The Sheriff’s Department and other local law enforcement agencies can now directly notify the public via email and cell phone text message when a person with dementia or other cognitive impairment, or with a developmental disability, goes missing in the region.

“Wandering is a huge concern for families dealing with Alzheimer’s and this new alert could bring real peace of mind and save lives,” said Supervisor Dianne Jacob. “It gives law enforcement a powerful tool to enlist the public’s help with the safe recovery of missing persons at risk.”

The alert is the latest initiative from The Alzheimer’s Project, a county-led effort created last year to find a cure and to help those with the disease, along with their caregivers. The Alzheimer’s Association estimates that six in 10 people with dementia will at one point wander from their homes or when they’re out.

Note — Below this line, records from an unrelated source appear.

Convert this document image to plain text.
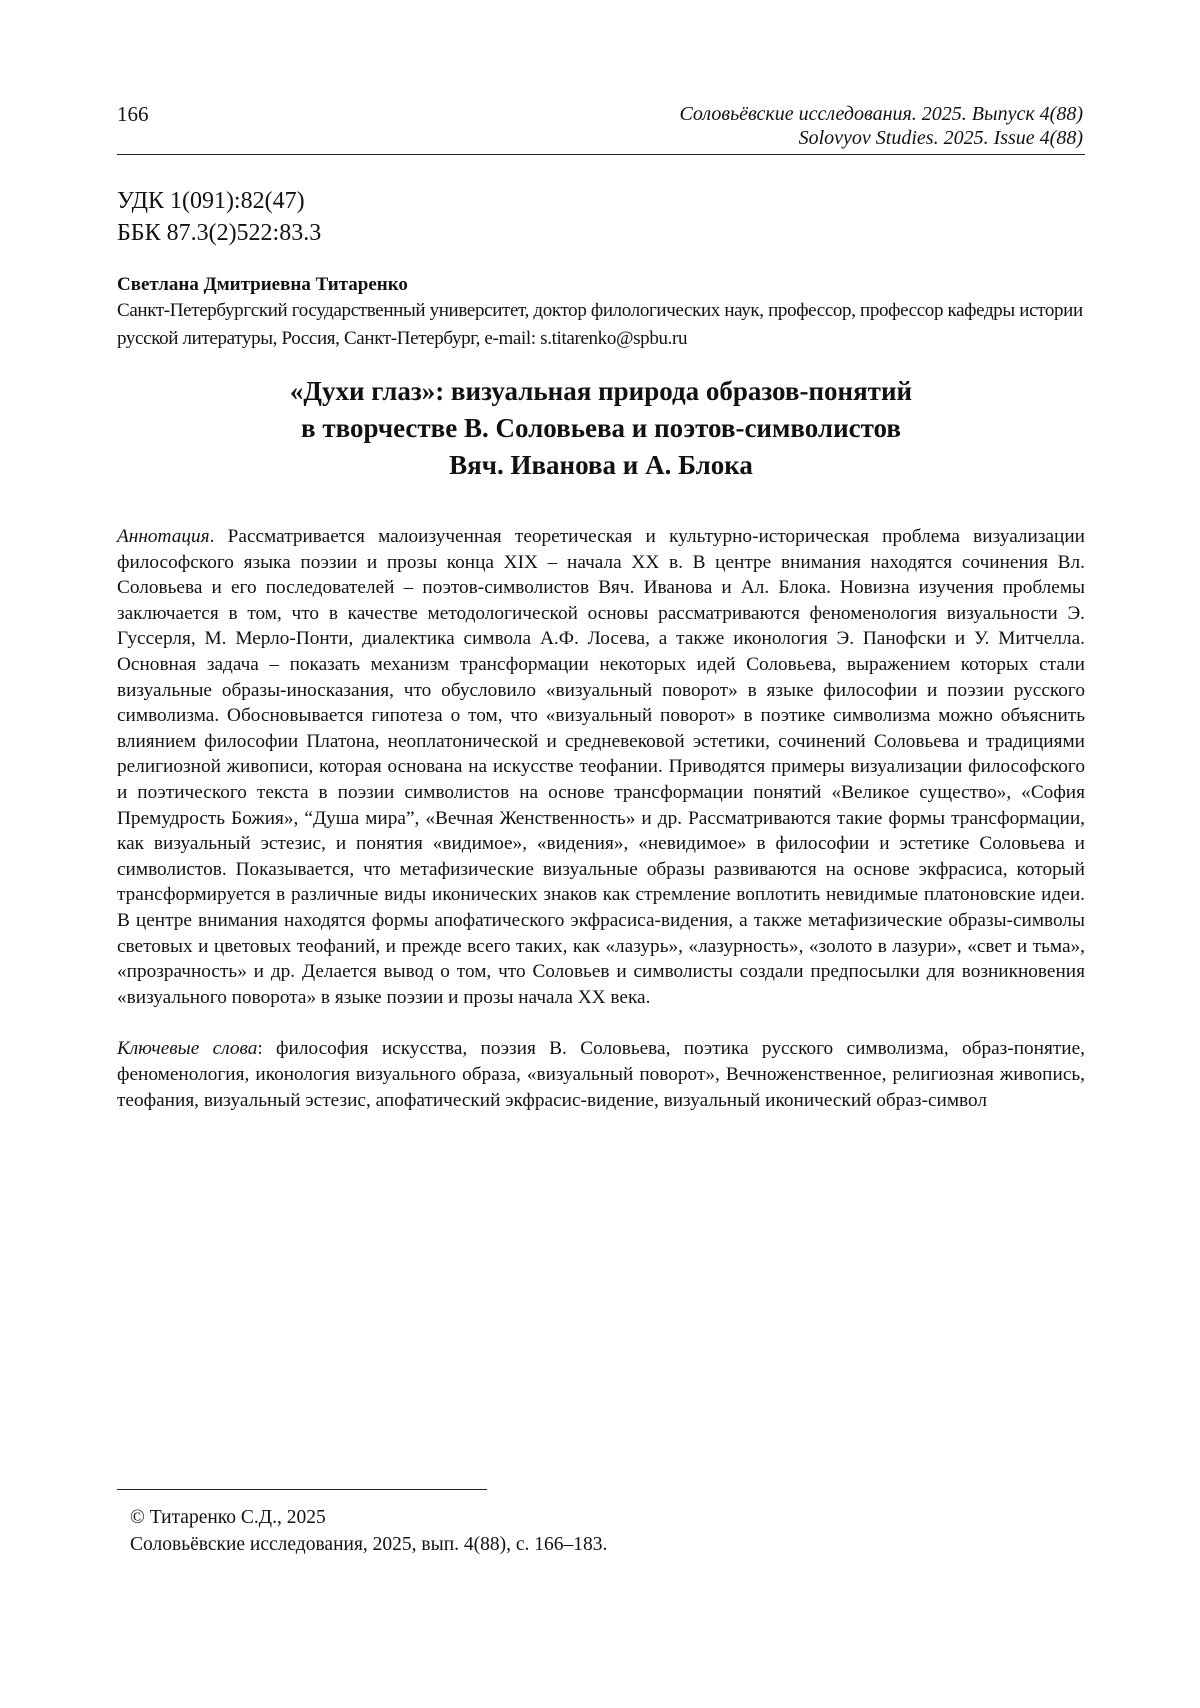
166	Соловьёвские исследования. 2025. Выпуск 4(88)
Solovyov Studies. 2025. Issue 4(88)
УДК 1(091):82(47)
ББК 87.3(2)522:83.3
Светлана Дмитриевна Титаренко
Санкт-Петербургский государственный университет, доктор филологических наук, профессор, профессор кафедры истории русской литературы, Россия, Санкт-Петербург, e-mail: s.titarenko@spbu.ru
«Духи глаз»: визуальная природа образов-понятий
в творчестве В. Соловьева и поэтов-символистов
Вяч. Иванова и А. Блока
Аннотация. Рассматривается малоизученная теоретическая и культурно-историческая проблема визуализации философского языка поэзии и прозы конца XIX – начала XX в. В центре внимания находятся сочинения Вл. Соловьева и его последователей – поэтов-символистов Вяч. Иванова и Ал. Блока. Новизна изучения проблемы заключается в том, что в качестве методологической основы рассматриваются феноменология визуальности Э. Гуссерля, М. Мерло-Понти, диалектика символа А.Ф. Лосева, а также иконология Э. Панофски и У. Митчелла. Основная задача – показать механизм трансформации некоторых идей Соловьева, выражением которых стали визуальные образы-иносказания, что обусловило «визуальный поворот» в языке философии и поэзии русского символизма. Обосновывается гипотеза о том, что «визуальный поворот» в поэтике символизма можно объяснить влиянием философии Платона, неоплатонической и средневековой эстетики, сочинений Соловьева и традициями религиозной живописи, которая основана на искусстве теофании. Приводятся примеры визуализации философского и поэтического текста в поэзии символистов на основе трансформации понятий «Великое существо», «София Премудрость Божия», “Душа мира”, «Вечная Женственность» и др. Рассматриваются такие формы трансформации, как визуальный эстезис, и понятия «видимое», «видения», «невидимое» в философии и эстетике Соловьева и символистов. Показывается, что метафизические визуальные образы развиваются на основе экфрасиса, который трансформируется в различные виды иконических знаков как стремление воплотить невидимые платоновские идеи. В центре внимания находятся формы апофатического экфрасиса-видения, а также метафизические образы-символы световых и цветовых теофаний, и прежде всего таких, как «лазурь», «лазурность», «золото в лазури», «свет и тьма», «прозрачность» и др. Делается вывод о том, что Соловьев и символисты создали предпосылки для возникновения «визуального поворота» в языке поэзии и прозы начала XX века.
Ключевые слова: философия искусства, поэзия В. Соловьева, поэтика русского символизма, образ-понятие, феноменология, иконология визуального образа, «визуальный поворот», Вечноженственное, религиозная живопись, теофания, визуальный эстезис, апофатический экфрасис-видение, визуальный иконический образ-символ
© Титаренко С.Д., 2025
Соловьёвские исследования, 2025, вып. 4(88), с. 166–183.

“I’m pleased we can now quickly target alerts to people who live in the immediate area where a person is missing,” said Supervisor Ron Roberts, who suggested investigating the technology during an Alzheimer’s Project presentation by Supervisor Jacob. “The sooner we engage the public, the better our chances the lost individual will make it home safely.”

Notifications will be issued through the county’s AlertSanDiego system, which was created to alert residents about wildfires and other emergencies. The system can access cell phones and email addresses registered by the public and allows the Sheriff’s Department to issue alerts in targeted communities.

"I've watched Sheriff's Deputies, along with volunteer Search and Rescue, perform miracles when it comes to finding the lost," commented Sheriff Bill Gore.  "We can't do it alone though.  We need the community to help us find those who go missing and this alert system will help us get the information to the community faster. In these matters, time is of the essence."

Concerns over wandering were heightened last fall when 75-year-old Sally Estabrook, who suffered from Alzheimer’s disease, walked away from a campground near Julian. Her body was later found during an extensive search.